STEPHANIE NOLEN
JOHANNESBURG — From Saturday's Globe and Mail Published on Saturday, Apr. 19, 2008 1:31AM EDT Last updated on Monday, Mar. 30, 2009 3:30PM EDT
Zimbabwe's opposition leader, Morgan Tsvangirai, believes that if he returns to his country now, he will face imprisonment and possible attack, and thus undermine his movement's hope of taking office.
"Do you want a dead hero?" he told The Globe yesterday.
Mr. Tsvangirai left Zimbabwe on April 8, 10 days after an election he is widely believed to have won, although the government's electoral commission has yet to release the results, three weeks later.
The leader of the Movement for Democratic Change has spent the time since then shuttling between southern African capitals. But as Harare intensifies its crackdown on MDC supporters in Zimbabwe, with more than 175 people hospitalized for beatings at the hands of police and militias, Mr. Tsvangirai is facing increasing calls to come home.
"It's like a father, when the father is away, children always ask, 'Where is the father,' but father may make an assessment that it is not opportune at that particular time to do certain things," he said.
"I'm mobilizing international support, I'm being effective in making sure that the issue of Zimbabwe remains on the international radar. … It is no use going back to Zimbabwe and become captive. Then you are not effective. What can you do?"
Mr. Tsvangirai has been imprisoned repeatedly by the government of Robert Mugabe and was savagely beaten by police last year.
"The minute we go home, they'll arrest us, they'll take our passports and that will be it," said George Tshibotshiwa, a senior aide to Mr. Tsvangirai, speaking in the drab Johannesburg office that has become the leadership's temporary headquarters.
On Thursday, Zimbabwe's Justice Minister, Patrick Chinamasa, said the government had found documents showing Mr. Tsvangirai was committing "treason," plotting with former colonial power Britain to topple the government, and would face the "obvious consequences."
In 2002, Mr. Tsvangirai was charged with treason and had the threat of the death penalty hanging over him for two years before he was acquitted.
Mr. Tsvangirai has said repeatedly over the past week that he would return imminently to Zimbabwe, and made that pledge again yesterday, saying it is a matter "of days, not weeks," but that before he goes to Harare and possible arrest, he must continue the shuttle diplomacy that he now views as the strategy most likely to unseat Mr. Mugabe, who has ruled Zimbabwe since its independence in 1980.
"We want to cut the umbilical cord of Mugabe with Africa," he said. "I am certain that those who will … remain with Mugabe will be those rogue states."
He said he was making "big progress" on this task, and taking heart from an emerging split in the Southern African Development Community, the top regional body. For SADC, "even to disagree is progress," he said.
SADC members have long cited the principle of state sovereignty and refused to speak out against Mr. Mugabe. Regional leaders delegated dealing with the crisis in Zimbabwe to South African President Thabo Mbeki, who favoured a policy of "quiet diplomacy" that has produced no visible change over five years of mediation.
Zimbabwe's once-vibrant economy is shattered, with inflation running higher than 168,000 per cent. The country is critically short of food, fuel and basic medicines, and some four million refugees have fled over its borders to neighbouring states.

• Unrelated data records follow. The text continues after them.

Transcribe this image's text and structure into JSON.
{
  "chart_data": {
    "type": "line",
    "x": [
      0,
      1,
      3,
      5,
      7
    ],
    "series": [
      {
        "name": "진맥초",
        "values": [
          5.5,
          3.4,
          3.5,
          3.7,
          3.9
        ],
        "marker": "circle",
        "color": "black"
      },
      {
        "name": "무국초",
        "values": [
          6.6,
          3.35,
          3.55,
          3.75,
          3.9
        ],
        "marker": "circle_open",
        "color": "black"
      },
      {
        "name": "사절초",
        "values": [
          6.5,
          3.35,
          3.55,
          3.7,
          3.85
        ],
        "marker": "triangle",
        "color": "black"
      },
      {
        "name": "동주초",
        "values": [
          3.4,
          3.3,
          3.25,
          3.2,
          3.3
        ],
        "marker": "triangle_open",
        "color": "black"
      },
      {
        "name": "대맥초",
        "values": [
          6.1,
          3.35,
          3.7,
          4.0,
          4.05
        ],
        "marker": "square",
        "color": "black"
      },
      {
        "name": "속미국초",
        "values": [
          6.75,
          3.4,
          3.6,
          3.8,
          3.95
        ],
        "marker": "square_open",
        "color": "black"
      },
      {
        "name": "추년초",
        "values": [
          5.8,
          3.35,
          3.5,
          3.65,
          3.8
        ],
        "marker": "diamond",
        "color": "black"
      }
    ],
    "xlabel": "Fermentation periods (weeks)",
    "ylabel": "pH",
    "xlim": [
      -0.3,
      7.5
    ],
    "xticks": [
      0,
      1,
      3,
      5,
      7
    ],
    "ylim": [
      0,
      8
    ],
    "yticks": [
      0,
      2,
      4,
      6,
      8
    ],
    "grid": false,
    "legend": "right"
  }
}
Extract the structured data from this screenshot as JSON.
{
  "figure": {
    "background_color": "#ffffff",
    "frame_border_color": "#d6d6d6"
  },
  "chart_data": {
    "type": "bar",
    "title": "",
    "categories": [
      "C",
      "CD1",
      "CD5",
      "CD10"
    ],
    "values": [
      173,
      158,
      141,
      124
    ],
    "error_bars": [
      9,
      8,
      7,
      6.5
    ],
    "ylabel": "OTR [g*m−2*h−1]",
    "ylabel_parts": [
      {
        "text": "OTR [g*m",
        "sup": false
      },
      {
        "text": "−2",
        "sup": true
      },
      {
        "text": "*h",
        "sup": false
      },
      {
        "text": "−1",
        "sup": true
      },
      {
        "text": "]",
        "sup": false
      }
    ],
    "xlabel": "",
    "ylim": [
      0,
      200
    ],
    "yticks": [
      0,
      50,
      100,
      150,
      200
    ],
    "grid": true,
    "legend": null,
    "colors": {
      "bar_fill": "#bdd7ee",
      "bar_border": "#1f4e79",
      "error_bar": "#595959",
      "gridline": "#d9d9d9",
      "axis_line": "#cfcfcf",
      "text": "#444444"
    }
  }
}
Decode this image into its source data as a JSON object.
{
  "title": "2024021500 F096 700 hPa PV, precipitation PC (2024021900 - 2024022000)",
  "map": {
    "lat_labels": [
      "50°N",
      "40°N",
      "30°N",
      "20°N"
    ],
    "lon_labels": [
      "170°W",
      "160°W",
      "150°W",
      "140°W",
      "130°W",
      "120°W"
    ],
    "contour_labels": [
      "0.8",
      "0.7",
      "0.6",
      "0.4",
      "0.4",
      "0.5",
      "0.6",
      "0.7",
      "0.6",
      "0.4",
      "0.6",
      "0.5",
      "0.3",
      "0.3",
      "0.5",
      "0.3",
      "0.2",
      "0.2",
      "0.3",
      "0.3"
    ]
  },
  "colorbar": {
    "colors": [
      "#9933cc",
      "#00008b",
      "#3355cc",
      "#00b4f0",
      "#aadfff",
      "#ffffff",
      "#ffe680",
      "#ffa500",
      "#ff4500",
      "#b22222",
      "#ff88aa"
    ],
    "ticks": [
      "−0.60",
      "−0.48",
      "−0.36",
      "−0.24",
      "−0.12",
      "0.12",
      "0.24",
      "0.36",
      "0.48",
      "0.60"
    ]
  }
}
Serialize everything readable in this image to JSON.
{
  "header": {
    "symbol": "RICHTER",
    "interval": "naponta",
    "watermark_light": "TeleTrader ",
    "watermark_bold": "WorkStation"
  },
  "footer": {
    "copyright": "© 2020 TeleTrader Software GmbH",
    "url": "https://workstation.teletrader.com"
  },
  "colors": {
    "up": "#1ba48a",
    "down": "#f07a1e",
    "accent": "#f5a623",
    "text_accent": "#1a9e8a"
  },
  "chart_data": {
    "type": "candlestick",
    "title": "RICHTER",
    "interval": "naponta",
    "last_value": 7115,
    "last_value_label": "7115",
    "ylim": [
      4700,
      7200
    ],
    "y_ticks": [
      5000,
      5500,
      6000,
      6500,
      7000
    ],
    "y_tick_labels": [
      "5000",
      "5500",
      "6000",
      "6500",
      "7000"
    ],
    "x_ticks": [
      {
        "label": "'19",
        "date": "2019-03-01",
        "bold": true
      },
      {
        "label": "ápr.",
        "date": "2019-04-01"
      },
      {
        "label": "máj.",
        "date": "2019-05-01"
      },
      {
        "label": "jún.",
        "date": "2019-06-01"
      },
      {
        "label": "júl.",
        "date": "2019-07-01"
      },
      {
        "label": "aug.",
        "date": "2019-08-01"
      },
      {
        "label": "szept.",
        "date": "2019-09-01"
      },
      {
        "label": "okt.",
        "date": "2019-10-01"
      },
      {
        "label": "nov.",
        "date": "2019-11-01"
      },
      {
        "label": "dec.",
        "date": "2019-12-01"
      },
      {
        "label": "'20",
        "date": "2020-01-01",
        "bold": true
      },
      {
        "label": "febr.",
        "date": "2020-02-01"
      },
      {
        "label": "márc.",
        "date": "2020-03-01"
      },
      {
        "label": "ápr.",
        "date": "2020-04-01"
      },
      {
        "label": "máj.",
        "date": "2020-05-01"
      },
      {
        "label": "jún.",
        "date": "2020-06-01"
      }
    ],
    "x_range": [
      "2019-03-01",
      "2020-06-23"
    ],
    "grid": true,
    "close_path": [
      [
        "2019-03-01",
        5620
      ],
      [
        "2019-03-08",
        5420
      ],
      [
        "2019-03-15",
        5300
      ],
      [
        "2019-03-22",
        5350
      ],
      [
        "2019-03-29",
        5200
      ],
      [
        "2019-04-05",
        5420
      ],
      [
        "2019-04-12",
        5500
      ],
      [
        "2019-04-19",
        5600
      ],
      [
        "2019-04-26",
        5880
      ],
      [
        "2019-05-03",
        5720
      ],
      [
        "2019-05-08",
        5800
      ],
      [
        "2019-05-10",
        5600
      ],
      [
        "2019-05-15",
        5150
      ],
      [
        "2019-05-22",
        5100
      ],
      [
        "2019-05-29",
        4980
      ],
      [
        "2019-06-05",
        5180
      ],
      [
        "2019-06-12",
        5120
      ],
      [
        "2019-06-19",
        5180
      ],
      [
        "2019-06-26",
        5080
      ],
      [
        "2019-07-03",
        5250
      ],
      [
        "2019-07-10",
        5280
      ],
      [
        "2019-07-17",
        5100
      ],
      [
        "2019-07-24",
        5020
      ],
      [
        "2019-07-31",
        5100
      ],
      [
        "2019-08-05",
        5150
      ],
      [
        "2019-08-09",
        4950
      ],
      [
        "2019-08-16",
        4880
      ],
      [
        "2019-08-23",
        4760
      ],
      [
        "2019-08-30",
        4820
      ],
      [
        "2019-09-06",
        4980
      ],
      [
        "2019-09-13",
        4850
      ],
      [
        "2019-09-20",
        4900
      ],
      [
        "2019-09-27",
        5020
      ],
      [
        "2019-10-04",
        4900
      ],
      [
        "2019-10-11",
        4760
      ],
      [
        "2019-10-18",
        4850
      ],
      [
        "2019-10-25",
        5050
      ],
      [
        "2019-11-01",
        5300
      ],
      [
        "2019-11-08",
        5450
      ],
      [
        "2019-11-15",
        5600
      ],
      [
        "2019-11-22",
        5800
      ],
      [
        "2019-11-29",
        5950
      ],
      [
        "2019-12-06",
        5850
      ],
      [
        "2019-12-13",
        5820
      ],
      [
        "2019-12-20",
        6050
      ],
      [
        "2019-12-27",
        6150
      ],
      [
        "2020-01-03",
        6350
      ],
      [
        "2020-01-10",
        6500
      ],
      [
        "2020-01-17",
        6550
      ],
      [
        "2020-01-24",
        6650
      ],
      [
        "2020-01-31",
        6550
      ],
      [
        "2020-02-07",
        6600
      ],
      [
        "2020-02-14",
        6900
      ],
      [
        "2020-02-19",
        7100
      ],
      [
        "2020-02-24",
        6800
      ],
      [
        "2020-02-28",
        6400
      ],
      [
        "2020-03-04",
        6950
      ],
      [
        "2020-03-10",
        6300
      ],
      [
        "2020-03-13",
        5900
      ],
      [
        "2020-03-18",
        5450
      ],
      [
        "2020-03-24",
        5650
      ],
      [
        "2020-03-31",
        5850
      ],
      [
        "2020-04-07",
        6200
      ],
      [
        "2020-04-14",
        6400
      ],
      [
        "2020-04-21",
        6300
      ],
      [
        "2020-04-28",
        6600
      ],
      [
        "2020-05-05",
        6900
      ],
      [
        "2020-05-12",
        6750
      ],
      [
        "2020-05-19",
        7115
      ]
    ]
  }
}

At an emergency SADC summit last weekend, Mr. Tsvangirai said, regional leaders were evenly split over continuing to support Mr. Mugabe; he has now asked the Zambian President to take over mediation, saying Zimbabweans "do not believe [Mr. Mbeki] is an honest broker."
Here in South Africa, Mr. Tsvangirai has clearly made inroads with the governing African National Congress, the new leadership of which has come out in favour of "crisis talks" with the parties in Zimbabwe and has strong-armed Mr. Mbeki into dropping his quiet-diplomacy strategy.
Today, Zimbabwe's electoral commission is set to hold a recount of the parliamentary vote in 23 constituencies.
Mr. Tshibotshiwa said he was "quite sure" that the recount would give ZANU-PF back at least the 16 seats it would need to retake a parliamentary majority.
Last week, soldiers moved into the electoral centre and removed the ballot boxes, and the opposition has had no information on their whereabouts, nor have any opposition or independent observers been given information about how to witness the recount.
At the end of his afternoon yesterday, Mr. Tsvangirai turned from two foreign journalists to a radio interview in chiShona, broadcast back home. While he assured Zimbabweans that he was "with you in your struggle," an assistant showed in a salesman carrying 10 boxes of size 43 black leather dress shoes. Mr. Tsvangirai is spending so much time on his feet, Mr. Tshibotshiwa said, that he needs something with a softer sole.